One pilot deviated from his assigned altitude to ‘give his passengers a better view’ of the canyon.
They got a real good view.
Trying to control for ‘Grand Canyon’ is difficult - the location is where the aircraft landed - unless the narrative happens to mention ‘grand canyon’ (let alone every way it might be abbreviated), you pretty much have to look at all of AZ AND NV (point of origin for many tours)
That almost got to be it. Without the rest of the narrative, which NTSB doesn’t have online, we can’t be 100% sure. But I’d put money on this being the one.
Nitpick - the deviation in altitude was for clearing weather - to 1000 on top, not the view. Sightseeing? No. It was quite common then for air crews to point out anything of interest to the passengers that they might see. It wasn’t reckless or dangerous, all things considered. Remember, in 1956 seeing 2 airliners in flight at the same time was a rare occurrence unless you lived near an airport. Today, not so.
The DC-7 did see the other, it was just too late to avoid the collision. Neither pilot was careless of inept for 1956.
That is a good example because it happened in the Northeastern U.S. not that long ago, there was some reasonable data about where it could have crashed and the plane involved, a LearJet, wasn’t that small. I lived in the general area at the time and the search for it was massive involving thousands of volunteers over many months and years. It was only found by chance by a forester 3 years later. New Hampshire has many remote areas but the area where it crashed isn’t THAT remote. There are thousands of people that live in the general area and not one of them saw or heard it crash.
It doesn’t make a lot of sense unless you know that it happened on Christmas Eve during really foggy and rainy conditions. Everyone was inside celebrating the holidays and any loud sounds would be attributed to fireworks or other festivities by anyone that happened to hear them. The woods where it crashed are unusually deep and dense as has few commonly used trails. However, one of the biggest factors is seeing what happens to a LearJet when it crashes at full speed into terrain. There is amazing little left and it becomes more of a scattered trash pile than anything that resembles what was once a multi-million dollar aircraft.
Check out the photo in this article to see what it looked like. Keep in mind that the area has already been cleared of vegetation so that investigators can scour it. Before that, anyone could pass within yards of it and either not see it at all or not realize it is the remains of what was once a fairly large aircraft.
If it wasn’t for a that chance encounter, it might still be missing today.

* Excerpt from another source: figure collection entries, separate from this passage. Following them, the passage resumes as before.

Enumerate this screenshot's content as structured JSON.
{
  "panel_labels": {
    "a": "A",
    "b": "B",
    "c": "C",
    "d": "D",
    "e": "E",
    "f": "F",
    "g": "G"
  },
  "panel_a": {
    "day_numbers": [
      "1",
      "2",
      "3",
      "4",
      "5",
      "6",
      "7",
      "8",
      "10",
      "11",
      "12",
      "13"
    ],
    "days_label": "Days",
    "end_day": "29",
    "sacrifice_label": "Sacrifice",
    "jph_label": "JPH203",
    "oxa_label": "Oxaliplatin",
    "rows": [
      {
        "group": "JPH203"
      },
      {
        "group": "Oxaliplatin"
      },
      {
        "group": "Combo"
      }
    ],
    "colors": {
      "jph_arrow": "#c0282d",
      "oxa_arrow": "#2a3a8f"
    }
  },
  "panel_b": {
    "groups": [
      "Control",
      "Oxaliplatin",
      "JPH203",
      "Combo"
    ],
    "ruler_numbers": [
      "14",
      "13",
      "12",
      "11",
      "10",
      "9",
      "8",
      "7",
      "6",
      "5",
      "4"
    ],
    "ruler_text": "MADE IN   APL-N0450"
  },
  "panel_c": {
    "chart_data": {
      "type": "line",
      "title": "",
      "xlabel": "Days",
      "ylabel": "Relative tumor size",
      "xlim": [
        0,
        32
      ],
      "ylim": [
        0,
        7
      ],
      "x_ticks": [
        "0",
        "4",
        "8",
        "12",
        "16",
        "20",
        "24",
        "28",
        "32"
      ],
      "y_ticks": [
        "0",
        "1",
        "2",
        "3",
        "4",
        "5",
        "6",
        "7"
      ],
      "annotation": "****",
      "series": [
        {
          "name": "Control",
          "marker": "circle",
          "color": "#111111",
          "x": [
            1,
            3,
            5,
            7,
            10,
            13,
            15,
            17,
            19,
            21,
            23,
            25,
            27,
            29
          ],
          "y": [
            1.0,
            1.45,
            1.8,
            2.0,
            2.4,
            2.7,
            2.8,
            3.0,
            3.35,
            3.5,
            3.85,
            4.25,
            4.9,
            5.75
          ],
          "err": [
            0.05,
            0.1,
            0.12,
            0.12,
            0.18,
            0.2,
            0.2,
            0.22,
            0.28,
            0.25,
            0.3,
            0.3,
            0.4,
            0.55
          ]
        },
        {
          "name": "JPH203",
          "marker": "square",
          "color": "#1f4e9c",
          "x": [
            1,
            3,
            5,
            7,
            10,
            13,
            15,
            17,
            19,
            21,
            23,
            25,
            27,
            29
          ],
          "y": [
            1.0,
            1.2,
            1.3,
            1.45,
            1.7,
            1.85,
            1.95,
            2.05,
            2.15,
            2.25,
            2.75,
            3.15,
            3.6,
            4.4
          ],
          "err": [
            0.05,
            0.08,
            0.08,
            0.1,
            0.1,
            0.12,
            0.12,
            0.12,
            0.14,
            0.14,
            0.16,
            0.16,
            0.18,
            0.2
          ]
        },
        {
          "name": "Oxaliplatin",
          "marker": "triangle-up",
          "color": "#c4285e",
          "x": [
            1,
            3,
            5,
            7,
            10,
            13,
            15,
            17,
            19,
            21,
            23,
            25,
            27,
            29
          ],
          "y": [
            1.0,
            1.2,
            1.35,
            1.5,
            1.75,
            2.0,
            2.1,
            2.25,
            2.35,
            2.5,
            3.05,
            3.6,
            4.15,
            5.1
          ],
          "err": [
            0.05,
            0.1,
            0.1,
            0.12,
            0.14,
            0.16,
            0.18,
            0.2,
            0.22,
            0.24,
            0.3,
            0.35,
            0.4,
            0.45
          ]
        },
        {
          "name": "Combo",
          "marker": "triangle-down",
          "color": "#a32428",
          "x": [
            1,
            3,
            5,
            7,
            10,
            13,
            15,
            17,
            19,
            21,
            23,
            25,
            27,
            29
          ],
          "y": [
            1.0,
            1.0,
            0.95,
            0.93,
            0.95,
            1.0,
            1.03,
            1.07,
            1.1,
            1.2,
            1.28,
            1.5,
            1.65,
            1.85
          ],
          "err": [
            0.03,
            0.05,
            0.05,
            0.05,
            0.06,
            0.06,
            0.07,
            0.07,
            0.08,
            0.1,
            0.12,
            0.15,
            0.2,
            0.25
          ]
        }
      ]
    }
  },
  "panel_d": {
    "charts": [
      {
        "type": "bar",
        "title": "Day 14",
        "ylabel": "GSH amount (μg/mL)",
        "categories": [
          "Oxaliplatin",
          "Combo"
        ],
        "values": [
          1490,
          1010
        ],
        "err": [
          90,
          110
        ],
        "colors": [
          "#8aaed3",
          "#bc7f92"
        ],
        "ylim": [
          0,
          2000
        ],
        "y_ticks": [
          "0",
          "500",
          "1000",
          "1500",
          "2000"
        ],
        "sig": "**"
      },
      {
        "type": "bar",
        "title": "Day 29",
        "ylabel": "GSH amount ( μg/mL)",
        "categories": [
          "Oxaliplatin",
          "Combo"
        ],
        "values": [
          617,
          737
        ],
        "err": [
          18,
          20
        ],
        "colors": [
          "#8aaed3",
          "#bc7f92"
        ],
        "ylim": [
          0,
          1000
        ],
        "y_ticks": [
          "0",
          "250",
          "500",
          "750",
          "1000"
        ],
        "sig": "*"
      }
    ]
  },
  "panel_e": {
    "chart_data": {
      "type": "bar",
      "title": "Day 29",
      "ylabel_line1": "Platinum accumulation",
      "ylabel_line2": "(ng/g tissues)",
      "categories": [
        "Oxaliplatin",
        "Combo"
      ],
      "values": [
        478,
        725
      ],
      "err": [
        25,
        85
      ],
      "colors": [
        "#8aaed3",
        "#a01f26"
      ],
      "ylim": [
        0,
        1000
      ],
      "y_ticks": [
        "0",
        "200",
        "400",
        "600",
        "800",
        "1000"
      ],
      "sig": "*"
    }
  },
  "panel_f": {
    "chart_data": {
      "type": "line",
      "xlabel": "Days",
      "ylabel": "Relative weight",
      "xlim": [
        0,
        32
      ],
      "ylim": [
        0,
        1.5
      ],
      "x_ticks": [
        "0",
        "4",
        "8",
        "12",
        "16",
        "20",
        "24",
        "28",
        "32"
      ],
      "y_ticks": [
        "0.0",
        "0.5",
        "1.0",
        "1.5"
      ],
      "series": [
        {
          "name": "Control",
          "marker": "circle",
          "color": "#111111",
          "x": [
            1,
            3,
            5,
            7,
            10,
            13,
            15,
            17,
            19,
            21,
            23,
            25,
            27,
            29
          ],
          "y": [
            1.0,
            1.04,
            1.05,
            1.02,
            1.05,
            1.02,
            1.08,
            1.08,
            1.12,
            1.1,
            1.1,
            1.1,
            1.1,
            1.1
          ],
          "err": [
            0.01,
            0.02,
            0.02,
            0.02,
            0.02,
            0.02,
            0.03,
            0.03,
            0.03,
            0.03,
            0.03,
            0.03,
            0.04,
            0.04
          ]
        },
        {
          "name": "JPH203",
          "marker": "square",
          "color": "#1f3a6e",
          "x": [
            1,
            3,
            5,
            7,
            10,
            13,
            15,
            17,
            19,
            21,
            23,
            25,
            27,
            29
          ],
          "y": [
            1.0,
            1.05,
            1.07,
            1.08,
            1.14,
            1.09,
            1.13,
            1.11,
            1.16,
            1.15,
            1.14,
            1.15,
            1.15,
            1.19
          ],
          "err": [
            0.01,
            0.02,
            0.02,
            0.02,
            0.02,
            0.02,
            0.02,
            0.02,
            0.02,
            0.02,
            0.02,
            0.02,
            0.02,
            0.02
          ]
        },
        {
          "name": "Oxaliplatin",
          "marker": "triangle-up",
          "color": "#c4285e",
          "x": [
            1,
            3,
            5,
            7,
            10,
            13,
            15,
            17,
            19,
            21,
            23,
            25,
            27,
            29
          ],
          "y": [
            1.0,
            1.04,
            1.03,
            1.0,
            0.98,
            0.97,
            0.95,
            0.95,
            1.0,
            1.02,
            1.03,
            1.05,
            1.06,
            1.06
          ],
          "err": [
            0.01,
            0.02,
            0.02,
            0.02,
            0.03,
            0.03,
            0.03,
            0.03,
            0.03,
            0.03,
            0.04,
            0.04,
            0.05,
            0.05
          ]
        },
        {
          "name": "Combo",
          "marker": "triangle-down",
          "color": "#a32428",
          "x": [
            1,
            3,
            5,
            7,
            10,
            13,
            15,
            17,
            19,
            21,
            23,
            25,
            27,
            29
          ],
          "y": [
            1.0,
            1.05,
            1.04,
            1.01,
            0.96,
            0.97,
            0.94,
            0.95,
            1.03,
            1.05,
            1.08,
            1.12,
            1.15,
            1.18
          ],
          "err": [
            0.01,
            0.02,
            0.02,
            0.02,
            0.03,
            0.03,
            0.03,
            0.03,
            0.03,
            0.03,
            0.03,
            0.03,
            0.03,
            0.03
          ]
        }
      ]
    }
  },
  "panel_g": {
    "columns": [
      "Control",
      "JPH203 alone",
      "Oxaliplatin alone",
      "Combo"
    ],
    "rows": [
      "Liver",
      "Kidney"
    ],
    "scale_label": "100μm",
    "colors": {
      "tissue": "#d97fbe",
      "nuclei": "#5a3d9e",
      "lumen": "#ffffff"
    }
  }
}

“On 14 February 1950, a Convair B-36B, Air Force Serial Number 44-92075 assigned to the 7th Bomb Wing at Carswell Air Force Base, crashed in northern British Columbia after jettisoning a Mark 4 nuclear bomb. This was the first such nuclear weapon loss in history. The B-36 had been en route from Eielson Air Force Base near Fairbanks, Alaska to Carswell AFB in Fort Worth, Texas, more than 3000 miles south-east, on a mission that included a simulated nuclear attack on San Francisco.”